5 前条及び前各項に定めるもののほか、協議会の組織及び運営に関し必要な事項は、協議会が定める。

 (罰則)

第二十五条 前条第四項の規定に違反した者は、一年以下の拘禁刑又は五十万円以下の罰金に処する。

 附則第二条を次のように改める。

 (検討)

第二条 自殺対策については、自殺に関する状況の変化、自殺対策に係る諸施策の実施の状況、自殺対策等に関する最新の知見その他社会経済情勢の変化を踏まえ、適宜、その在り方に関して検討が加えられ、その結果に基づき、必要な見直し等の措置が講ぜられるものとする。

   附 則

 (施行期日)

1 この法律は、公布の日から起算して六月を超えない範囲内において政令で定める日から施行する。

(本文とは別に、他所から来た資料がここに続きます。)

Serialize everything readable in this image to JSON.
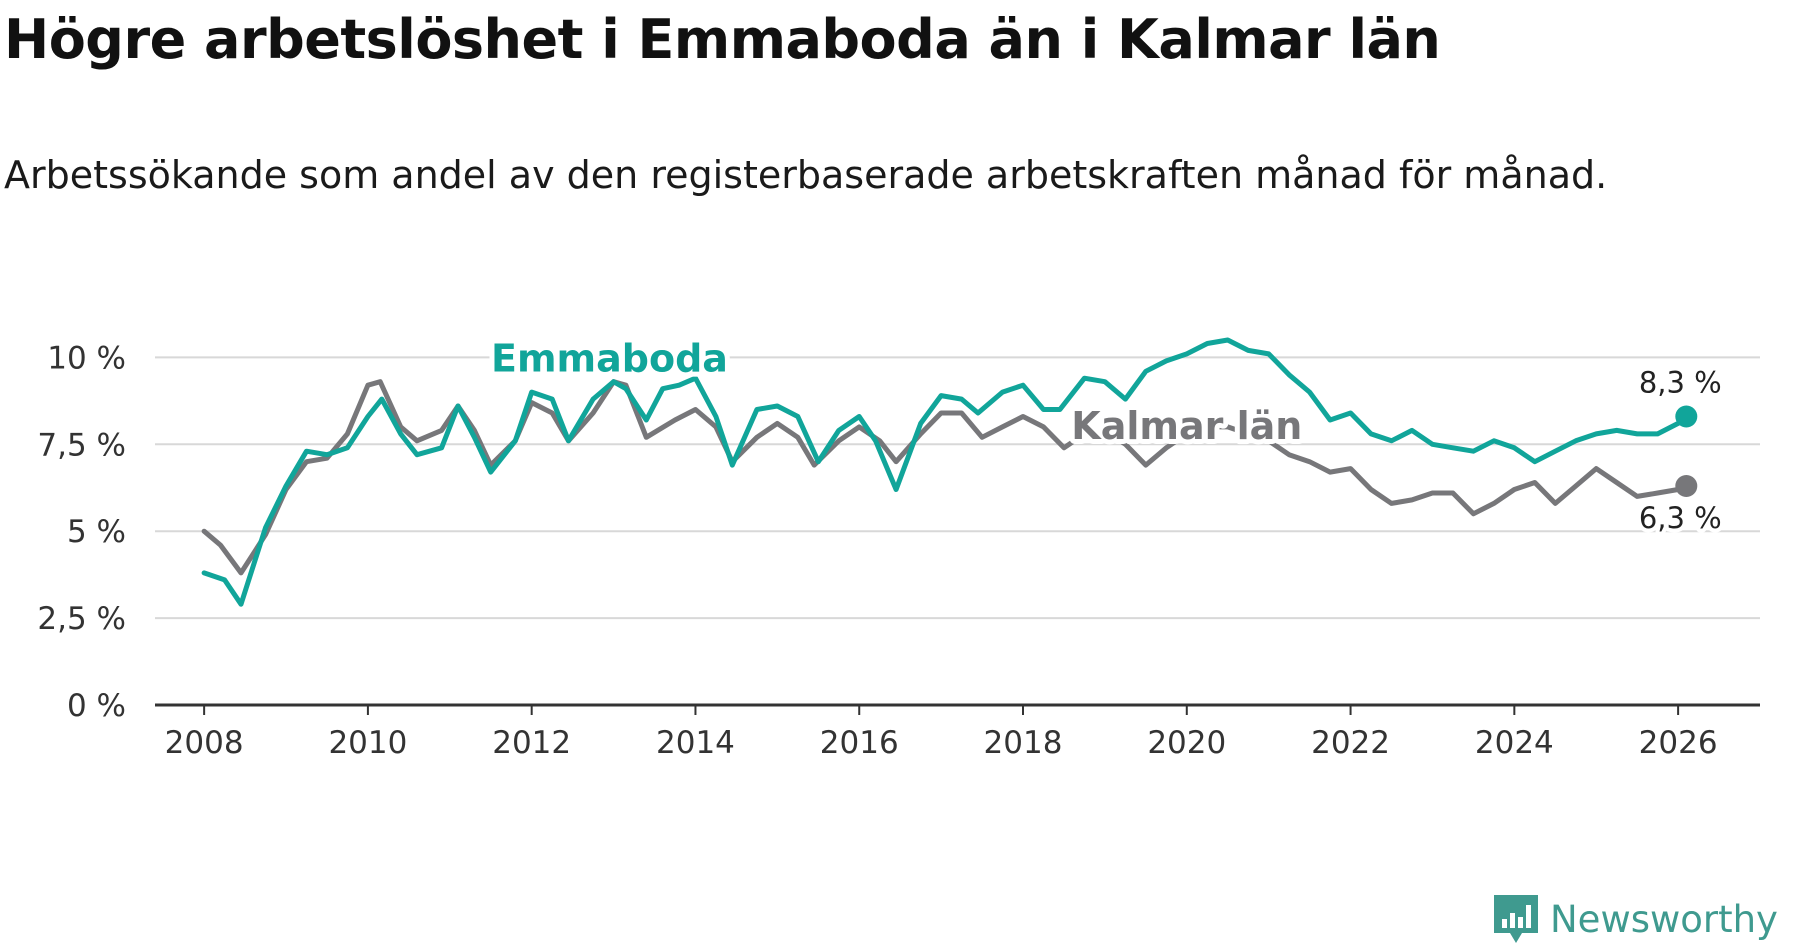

ただし、目次の改正規定、第十二条の改正規定、第十七条第三項の改正規定、第二十五条を第二十八条とし、第二十四条を第二十七条とし、第二十三条を第二十六条とする改正規定、第四章を第五章とし、第三章の次に一章を加える改正規定及び次項から附則第四項までの規定は、令和八年四月一日から施行する。

 (厚生労働省設置法の一部改正)

2 厚生労働省設置法(平成十一年法律第九十七号)の一部を次のように改正する。

  第十八条第二項中「及び第十六号」を「、第十六号及び第十七号の二」に改める。

 (こども家庭庁設置法の一部改正)

3 こども家庭庁設置法(令和四年法律第七十五号)の一部を次のように改正する。

  第四条第一項第十七号の次に次の一号を加える。

  十七の二 こどもに係る自殺対策に関すること(他省の所掌に属するものを除く。)。

  第四条第一項第十八号中「前二号」を「前三号」に改める。

 (学校設置者等及び民間教育保育等事業者による児童対象性暴力等の防止等のための措置に関する法律の一部改正)

4 学校設置者等及び民間教育保育等事業者による児童対象性暴力等の防止等のための措置に関する法律(令和六年法律第六十九号)の一部を次のように改正する。

  附則第十条のうち厚生労働省設置法第十八条第二項の改正規定中「及び第十六号」を「、第十六号及び第十七号の二」に、「及び第十七号」を「、第十七号及び第十九号」に改める。

  附則第十一条のうちこども家庭庁設置法第四条第一項の改正規定中「第二十九号」を「第三十号」に、「二号ずつ」を「三号ずつ」に、「第二十号」を「第二十一号」に改め、「第十八号を」の下に「第二十号とし、第十七号の二を」を加える。


     理 由

 こどもの自殺が増加している状況等に鑑み、こどもに係る自殺対策が社会全体で取り組むことを基本として行われなければならないこと等を基本理念に明記するとともに、こどもの自殺の防止等について学校の責務を明らかにするほか、基本的施策を拡充し、地方公共団体がこどもの自殺の防止等について必要な情報の交換及び協議を行う協議会を設置することができることとする等の必要がある。これが、この法律案を提出する理由である。